Thursday, June 19, 2014

Ashland Nails It

I've whined more than is seemly about the ways in which they waste their resources at the Shakespeare Festival in Ashland.  About how they don't trust themselves with the Shakespearean text: they feel they have to tart it up with doohickeys.  And especially about farce: about how they're good at farce, but it's insidious--the very fact that they're good at farce means that they use it where it doesn't belong. I might have (although I don't think I actually have) complained about the way in which they use minority actors and actresses, particularly black. They've made a commendable effort to seek out and showcase good minority talent. But too often they've thrown them away on works are parts that are merely earnest and commendable, not really fun.

But in the new  Comedy of Errors, for once they get everything right.  For starters, CE really is farce, although ironically, not every director seems to grasp the point. Ashland does get it, and no pratfall, no silly little dance routine goes underappreciated.  Add one more element to the mix: the almost impossibly rich tradition of black stage comedy which white folks didn't know anything at all about until a generation ago, probably know way to little about now.  Think of Flip Wilson doing Geraldine; think of Sammy Davis Junior doing "Here Come Da Judge:" move CE from Syracuse/Ephesus to New-Oreleans/Harlem and you have an jive updating that works on almost every level.  

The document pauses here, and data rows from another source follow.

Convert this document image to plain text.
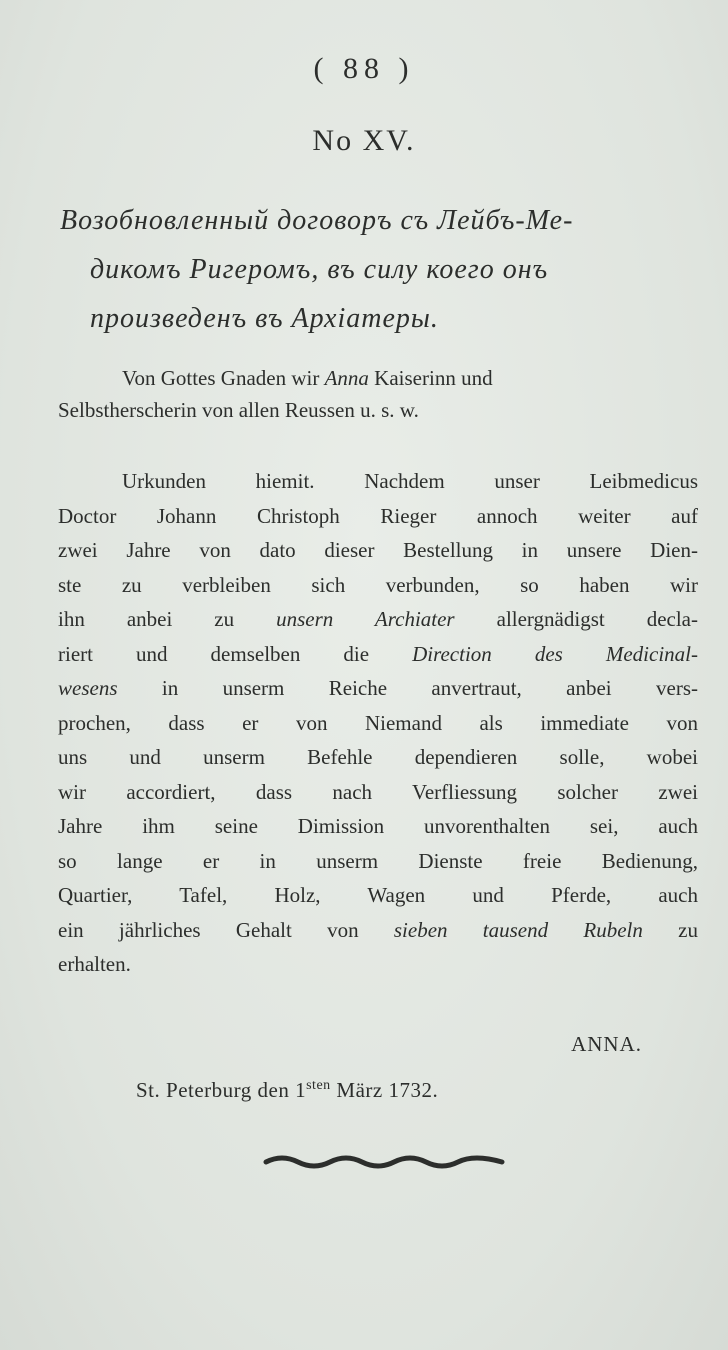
( 88 )
No XV.
Возобновленный договоръ съ Лейбъ-Ме-
дикомъ Ригеромъ, въ силу коего онъ
произведенъ въ Архіатеры.
Von Gottes Gnaden wir Anna Kaiserinn und
Selbstherscherin von allen Reussen u. s. w.
Urkunden hiemit. Nachdem unser Leibmedicus
Doctor Johann Christoph Rieger annoch weiter auf
zwei Jahre von dato dieser Bestellung in unsere Dien-
ste zu verbleiben sich verbunden, so haben wir
ihn anbei zu unsern Archiater allergnädigst decla-
riert und demselben die Direction des Medicinal-
wesens in unserm Reiche anvertraut, anbei vers-
prochen, dass er von Niemand als immediate von
uns und unserm Befehle dependieren solle, wobei
wir accordiert, dass nach Verfliessung solcher zwei
Jahre ihm seine Dimission unvorenthalten sei, auch
so lange er in unserm Dienste freie Bedienung,
Quartier, Tafel, Holz, Wagen und Pferde, auch
ein jährliches Gehalt von sieben tausend Rubeln zu
erhalten.
ANNA.
St. Peterburg den $1^{sten}$ März 1732.
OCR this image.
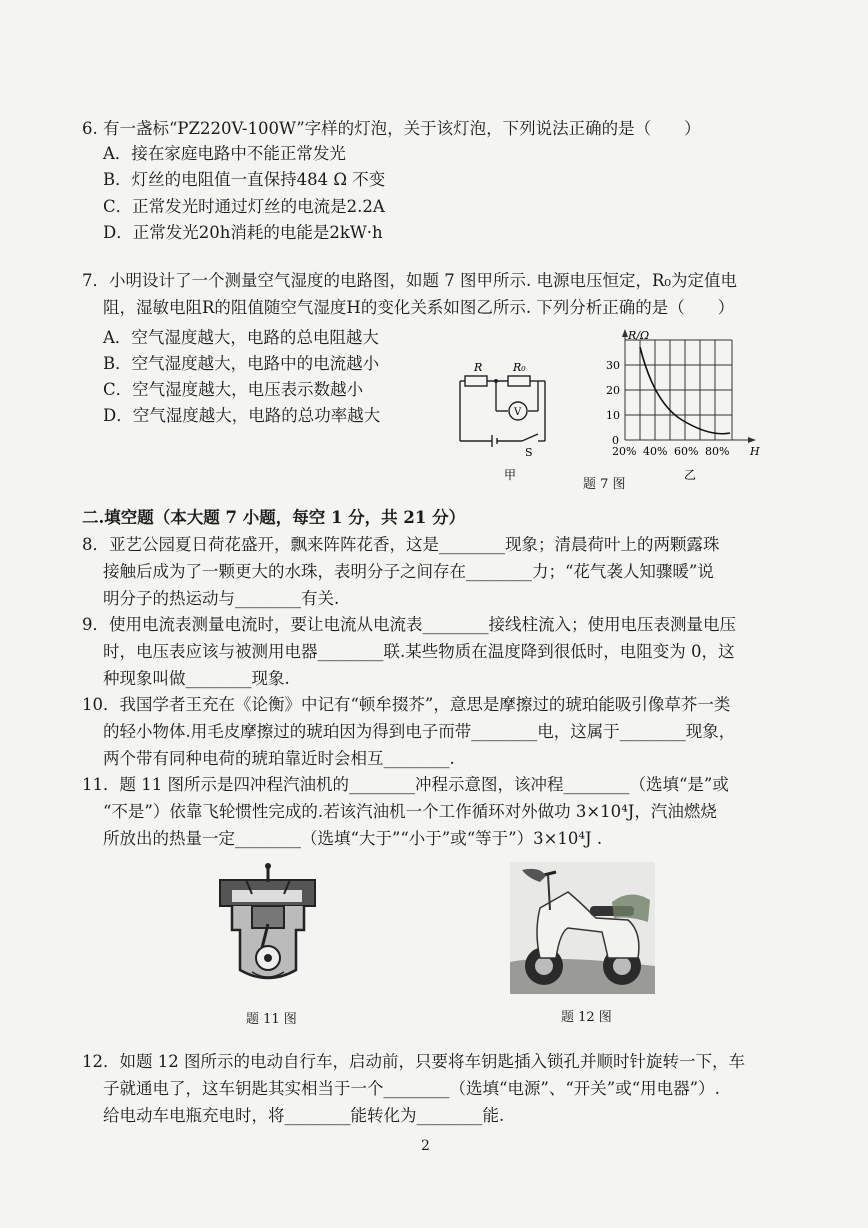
6. 有一盏标“PZ220V-100W”字样的灯泡，关于该灯泡，下列说法正确的是（　　）
A．接在家庭电路中不能正常发光
B．灯丝的电阻值一直保持484 Ω 不变
C．正常发光时通过灯丝的电流是2.2A
D．正常发光20h消耗的电能是2kW·h
7．小明设计了一个测量空气湿度的电路图，如题 7 图甲所示. 电源电压恒定，R₀为定值电
阻，湿敏电阻R的阻值随空气湿度H的变化关系如图乙所示. 下列分析正确的是（　　）
A．空气湿度越大，电路的总电阻越大
B．空气湿度越大，电路中的电流越小
C．空气湿度越大，电压表示数越小
D．空气湿度越大，电路的总功率越大
R	R₀
V
S
甲
R/Ω
H
0
10
20
30
20% 40% 60% 80%
乙
题 7 图
二.填空题（本大题 7 小题，每空 1 分，共 21 分）
8．亚艺公园夏日荷花盛开，飘来阵阵花香，这是________现象；清晨荷叶上的两颗露珠
接触后成为了一颗更大的水珠，表明分子之间存在________力；“花气袭人知骤暖”说
明分子的热运动与________有关.
9．使用电流表测量电流时，要让电流从电流表________接线柱流入；使用电压表测量电压
时，电压表应该与被测用电器________联.某些物质在温度降到很低时，电阻变为 0，这
种现象叫做________现象.
10．我国学者王充在《论衡》中记有“顿牟掇芥”，意思是摩擦过的琥珀能吸引像草芥一类
的轻小物体.用毛皮摩擦过的琥珀因为得到电子而带________电，这属于________现象，
两个带有同种电荷的琥珀靠近时会相互________.
11．题 11 图所示是四冲程汽油机的________冲程示意图，该冲程________（选填“是”或
“不是”）依靠飞轮惯性完成的.若该汽油机一个工作循环对外做功 3×10⁴J，汽油燃烧
所放出的热量一定________（选填“大于”“小于”或“等于”）3×10⁴J .
题 11 图	题 12 图
12．如题 12 图所示的电动自行车，启动前，只要将车钥匙插入锁孔并顺时针旋转一下，车
子就通电了，这车钥匙其实相当于一个________（选填“电源”、“开关”或“用电器”）.
给电动车电瓶充电时，将________能转化为________能.
2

All of which makes CE on the whole about the most satisfying production I've seen at Ashland in several years.  As an added bonus, they have the good sense to do it in a single act, no intermission. Which makes perfect sense: it is one of only two Shakespeare plays that obeys the classic unities (the other is The Tempest).  It's also the shortest of Shakespeare plays--just ninety five minutes in this run, exactly enough to squeeze the juice out without getting mired in the rind,.

One irony: they're presenting it in the small theatre across the street--the one they often save for productions that are experimental or which (you suspect they suspect) just aren't going to sell.  Might have been a mistake.  I've seen only a couple of productions here this spring but this one surely counts as one you wouldn't want to miss.

Footnote:  We also took in the Ashland rework of the Marx Brothers' Cocoanuts in the big indoor theatre across the street.  More farce.  Polished to perfection and remember what they say: dying is easy but comedy is hard and farce is even harder.  Not the best of the Marx Brothers' movies: it is the first of the canon and I think they hadn't figured out how to do it yet. A bit on the long side: wpuldn't have been worse if twenty minutes shorter. But still, worth the ticket; keep it on the list.

Another footnote: A companion alerts me to the insight that "the Duke of Harlem" in CE is pretty clearly the Duke of (as he might be called) Ellington. Take the "A" train, baby, and enjoy.